Regulators and voluntary corporate sustainability efforts are increasingly adopting time-matching requirements (TMRs) for clean electricity procurement for large loads, such as data centers, and electricity-intensive fuel production, such as hydrogen. We use a stochastic capacity expansion model (CEM) framework to assess how inter-annual weather variability affects the cost, composition, and emissions of procurement-driven infrastructure to meet annual and hourly TMRs using the case study of a grid-connected hydrogen producer in Texas. Our approach, which relies on co-optimizing investments and hourly operations over nine weather scenarios, reveals that hourly TMR comes at a higher cost premium compared to annual TMR than previously estimated by single-scenario deterministic modeling, while emissions outcomes remain directionally consistent.
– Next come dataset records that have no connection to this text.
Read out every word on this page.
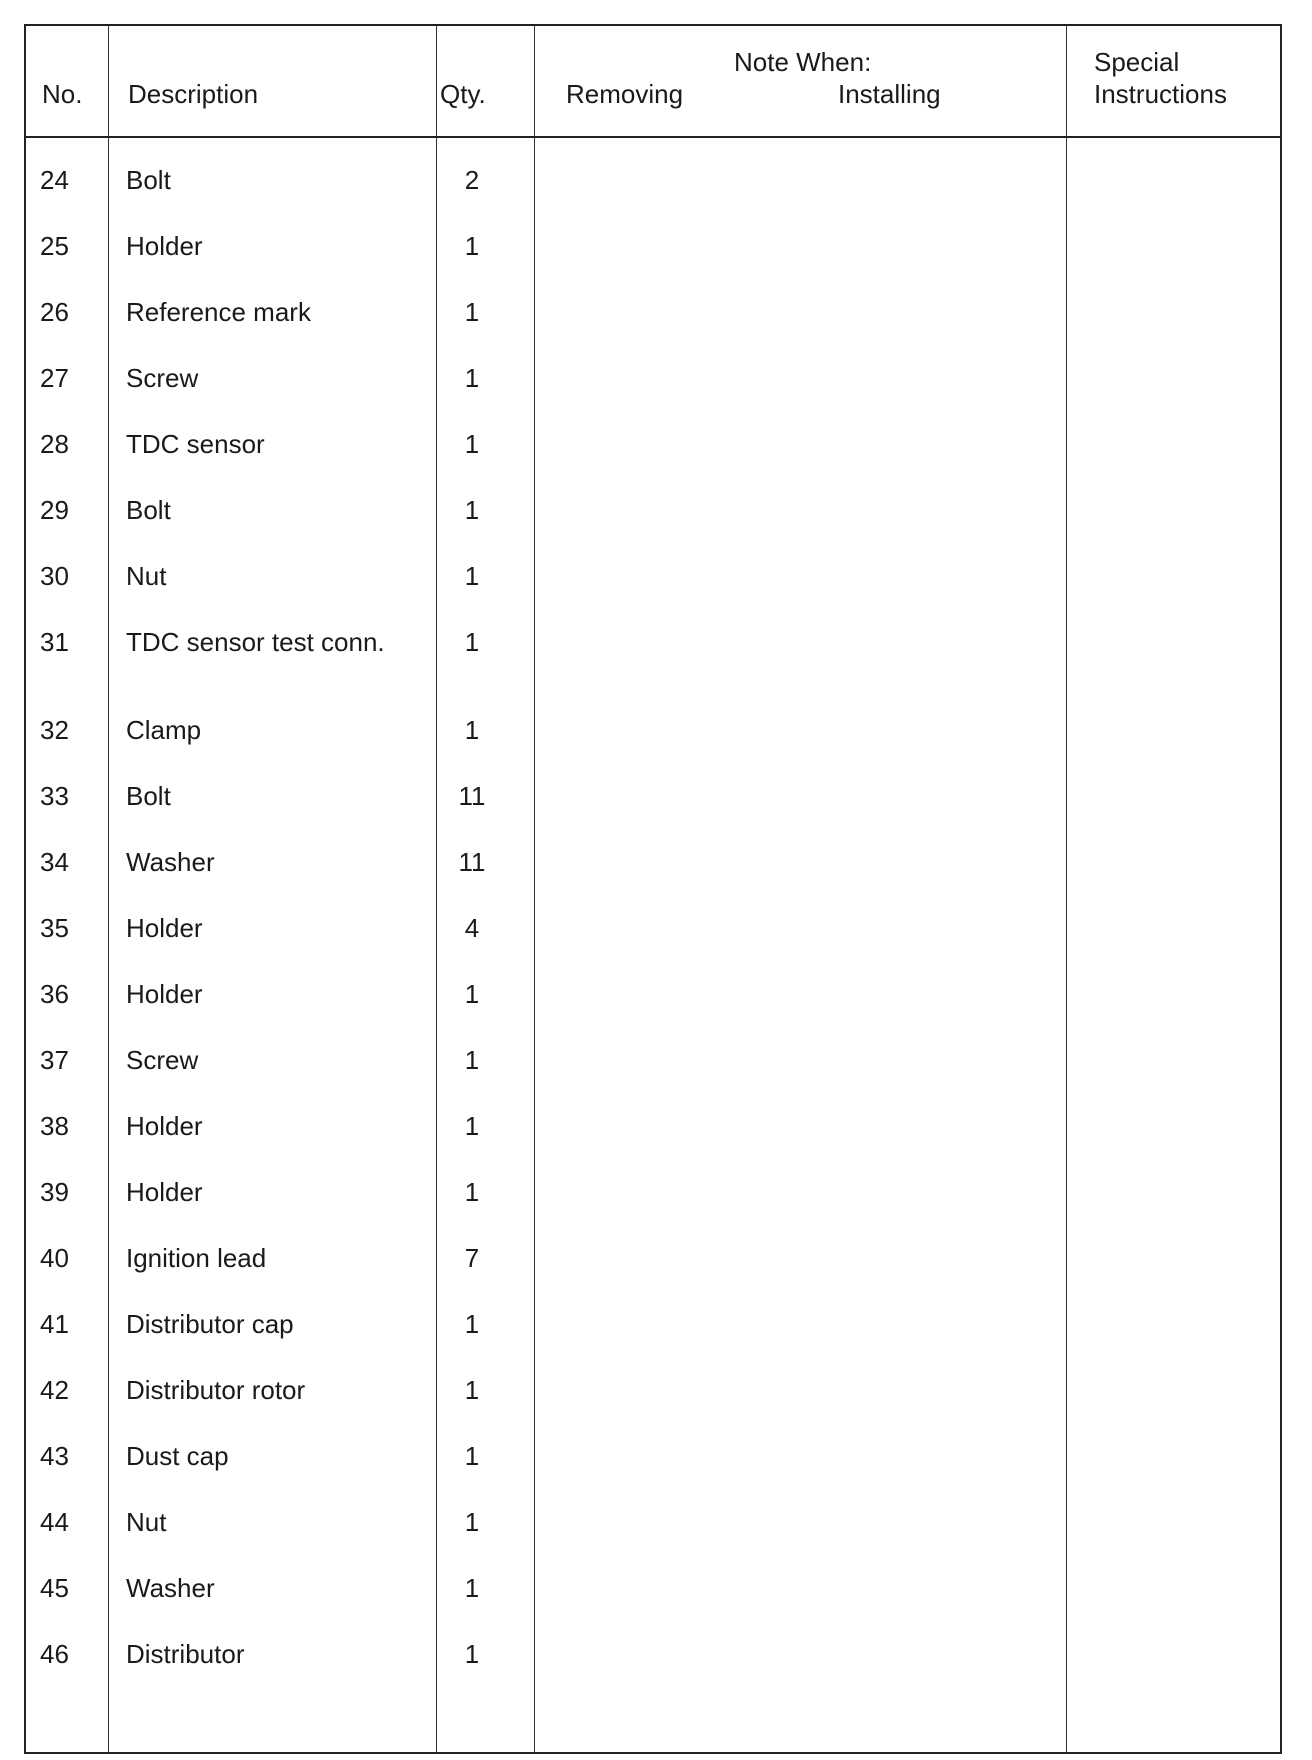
No. Description	Qty.
Note When:
Removing	Installing
Special
Instructions
24 Bolt	2
25 Holder	1
26 Reference mark	1
27 Screw	1
28 TDC sensor	1
29 Bolt	1
30 Nut	1
31 TDC sensor test conn.	1
32 Clamp	1
33 Bolt	11
34 Washer	11
35 Holder	4
36 Holder	1
37 Screw	1
38 Holder	1
39 Holder	1
40 Ignition lead	7
41 Distributor cap	1
42 Distributor rotor	1
43 Dust cap	1
44 Nut	1
45 Washer	1
46 Distributor	1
Demand flexibility and partial hourly TMR (80-90%) lower the cost premium while preserving emissions benefits. We further examine how binding renewable portfolio standards (RPS) interact with TMR costs and emissions outcomes. When an RPS is applied to non-H2 electricity demand, annual TMR reduces emissions comparably to hourly TMR at a lower cost. Incorporating H2-related electricity demand directly into the RPS constraint, rather than imposing a separate TMR, achieves similar emissions outcomes at still lower cost, suggesting that TMR-based clean electricity procurement, particularly hourly matching, offers limited additional value in regions with stringent grid decarbonization policies.